October 1, 2017
ISLAMABAD — Pakistan’s military chief, General Qamar Javed Bajwa, held “candid and “constructive” talks with Afghan leaders on bilateral relations and ways to enhance mutual cooperation to fight terrorism.
Accompanied by the chief of Pakistani spy agency, ISI, the general met Sunday with Afghan President Ashraf Ghani at the presidential palace in Kabul. The Afghan defense minister and the national security advisor among others assisted Ghani in the discussions, officials said.
“Both sides discussed regional security, bilateral relations, fight against terrorism, trade and transit,” according to a brief statement issued by Ghani’s office after the meeting.
It quoted the Afghan president as saying the time has come to take practical steps toward creating an atmosphere of mutual trust. The statement added Pakistan assured of its readiness to cooperate in tackling the threat of terrorism facing both countries and supported Afghan-led efforts to promote peace.
The meeting was “candid, positive, respectful, constructive and encouraging in a long time,” said Afghan ambassador to Pakistan, Omar Zakhilwal, who also attended the talks.
Bilateral ties have been marred by mistrust and suspicion, with both Islamabad and Kabul routinely blaming each other for backing fugitive anti-state militants to plot terrorist attacks against the other.
During the one day visit, General Bajwa had been expected to reiterate offers of training for Afghan soldiers and police personnel in Pakistani institutions and emphasize the need for the two countries to resolve differences by relying on bilateral mechanisms and dialogue, according to officials in Islamabad.
Insurgents gaining ground
The U.S.-backed Afghan government insists that sanctuaries on Pakistani soil have enabled the Taliban to sustain and expand insurgent operations in Afghanistan during the past 16 years.
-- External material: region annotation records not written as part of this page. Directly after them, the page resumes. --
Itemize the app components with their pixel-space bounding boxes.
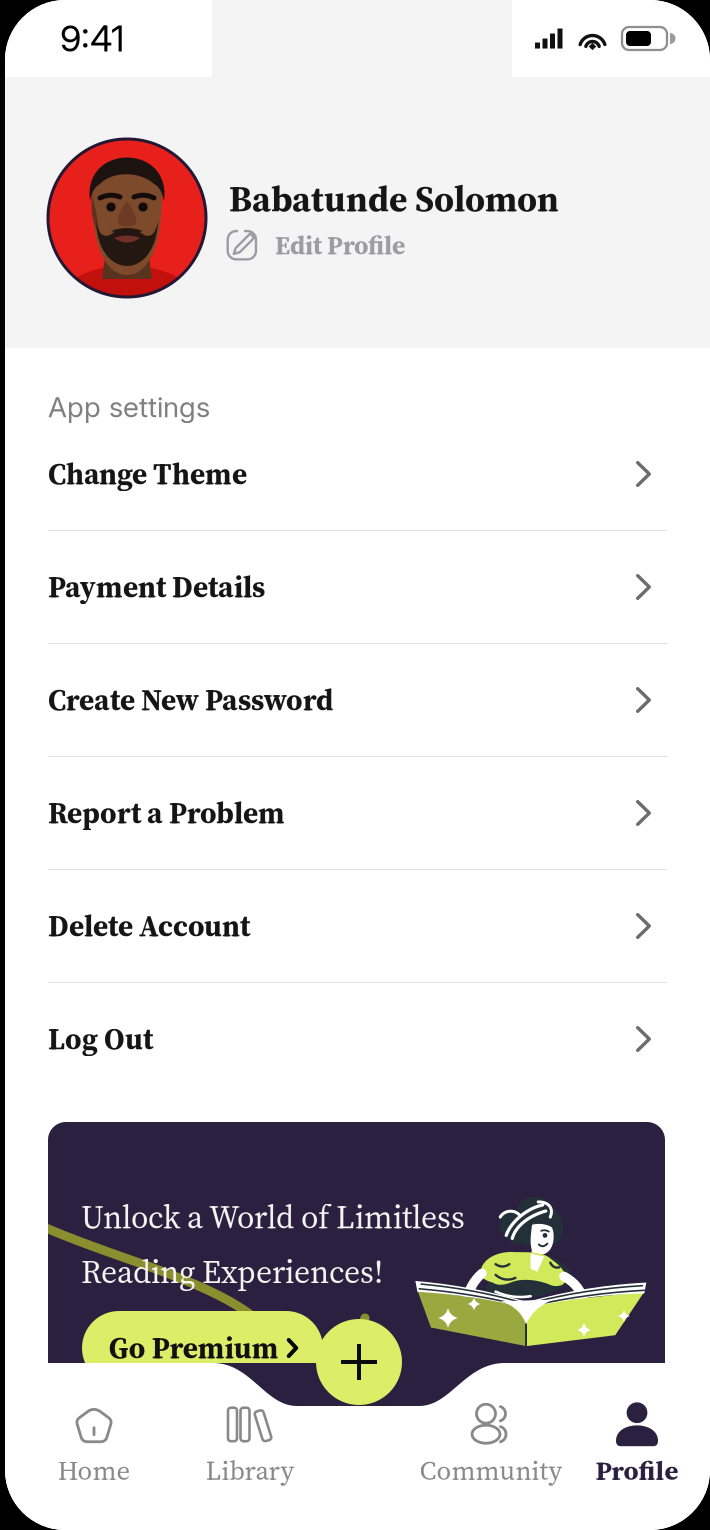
- staticText: App settings: [48, 390, 210, 424]
- staticText: Community: [420, 1452, 562, 1489]
- button[interactable]: Library: [190, 1404, 310, 1490]
- button[interactable]: Go Premium: [82, 1311, 323, 1385]
- button[interactable]: Home: [34, 1404, 154, 1490]
- button[interactable]: Change Theme: [5, 418, 710, 530]
- button[interactable]: Log Out: [5, 983, 710, 1095]
- button[interactable]: Delete Account: [5, 870, 710, 982]
- staticText: Create New Password: [48, 680, 333, 720]
- button[interactable]: Edit Profile: [226, 226, 405, 265]
- staticText: Unlock a World of Limitless: [81, 1195, 465, 1239]
- staticText: Library: [206, 1452, 294, 1489]
- staticText: Edit Profile: [275, 228, 405, 263]
- staticText: Home: [58, 1452, 130, 1489]
- button[interactable]: Create New Password: [5, 644, 710, 756]
- staticText: Log Out: [48, 1019, 153, 1059]
- button[interactable]: Profile: [577, 1404, 697, 1490]
- button[interactable]: Community: [401, 1404, 581, 1490]
- button[interactable]: Add: [316, 1319, 402, 1405]
- staticText: Profile: [596, 1452, 678, 1489]
- staticText: Report a Problem: [48, 793, 285, 833]
- button[interactable]: Payment Details: [5, 531, 710, 643]
- staticText: Babatunde Solomon: [229, 174, 559, 223]
- staticText: Change Theme: [48, 454, 247, 494]
- staticText: Go Premium: [109, 1328, 279, 1368]
- staticText: Reading Experiences!: [81, 1250, 383, 1294]
- staticText: Payment Details: [48, 567, 265, 607]
- staticText: Delete Account: [48, 906, 250, 946]
- button[interactable]: Report a Problem: [5, 757, 710, 869]
- staticText: 9:41: [60, 17, 124, 60]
Recent assessments have put the Islamist insurgents in control of more than 40 percent of Afghan territory.
Pakistani authorities deny charges they are supporting the Taliban. In turn, they blame the Afghan intelligence agency for sheltering fugitive anti-state militants who are plotting deadly attacks against Pakistan.
Washington supports the Afghan assertions. President Donald Trump unveiled his new strategy for the Afghan war in August, and he criticized Islamabad’s counterterrorism efforts and urged the country to undo terrorist havens on its soil.
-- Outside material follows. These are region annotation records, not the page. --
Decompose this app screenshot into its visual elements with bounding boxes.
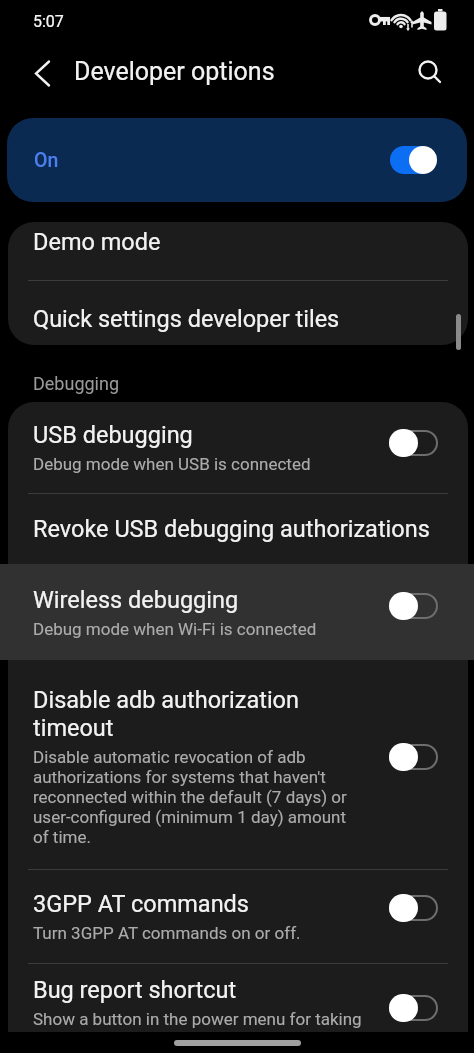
button[interactable]: Wireless debugging (0, 564, 474, 660)
staticText: Debug mode when Wi-Fi is connected (33, 619, 317, 639)
staticText: Quick settings developer tiles (33, 305, 340, 333)
staticText: Show a button in the power menu for taki… (33, 1009, 362, 1029)
staticText: Developer options (74, 57, 275, 86)
button[interactable] (410, 52, 450, 92)
button[interactable]: Demo mode (0, 222, 474, 280)
staticText: Bug report shortcut (33, 976, 237, 1004)
staticText: Revoke USB debugging authorizations (33, 515, 430, 543)
button[interactable]: 3GPP AT commands (0, 870, 474, 963)
staticText: Turn 3GPP AT commands on or off. (33, 923, 301, 943)
button[interactable]: Disable adb authorization timeout (0, 660, 474, 869)
button[interactable]: Bug report shortcut (0, 964, 474, 1032)
staticText: Debugging (33, 373, 120, 394)
button[interactable] (22, 52, 62, 92)
staticText: Wireless debugging (33, 586, 239, 614)
staticText: Demo mode (33, 228, 161, 256)
button[interactable] (174, 1040, 301, 1046)
staticText: Disable automatic revocation of adb auth… (33, 747, 347, 847)
button[interactable]: Revoke USB debugging authorizations (0, 494, 474, 564)
staticText: Debug mode when USB is connected (33, 454, 311, 474)
staticText: 3GPP AT commands (33, 890, 249, 918)
button[interactable]: USB debugging (0, 402, 474, 493)
staticText: Disable adb authorization timeout (33, 686, 299, 742)
staticText: USB debugging (33, 421, 193, 449)
staticText: 5:07 (33, 12, 64, 31)
staticText: On (34, 149, 59, 172)
button[interactable]: On (7, 118, 467, 202)
button[interactable]: Quick settings developer tiles (0, 281, 474, 345)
Pakistan: Failures aren’t ours
Islamabad insists it is being scapegoated for failures of the U.S.-led international efforts to defeat the Taliban and stabilize Afghanistan.
The Pakistan military says its sustained counterterrorism operations in the past few years have dismantled all “militant hideouts” in the country. It also cites the building of a fence and new security outposts on its nearly 2,600-kilometer border with Afghanistan.
Officials say the border management project is expected to be completed within the next two years and is key to deterring illegal infiltration along a largely porous frontier.
The Pakistani government also has been campaigning for resolving the Afghan conflict through peace talks between Kabul and the Taliban, and it strongly opposes further militarization of the war, already the longest overseas military engagement in the U.S. history.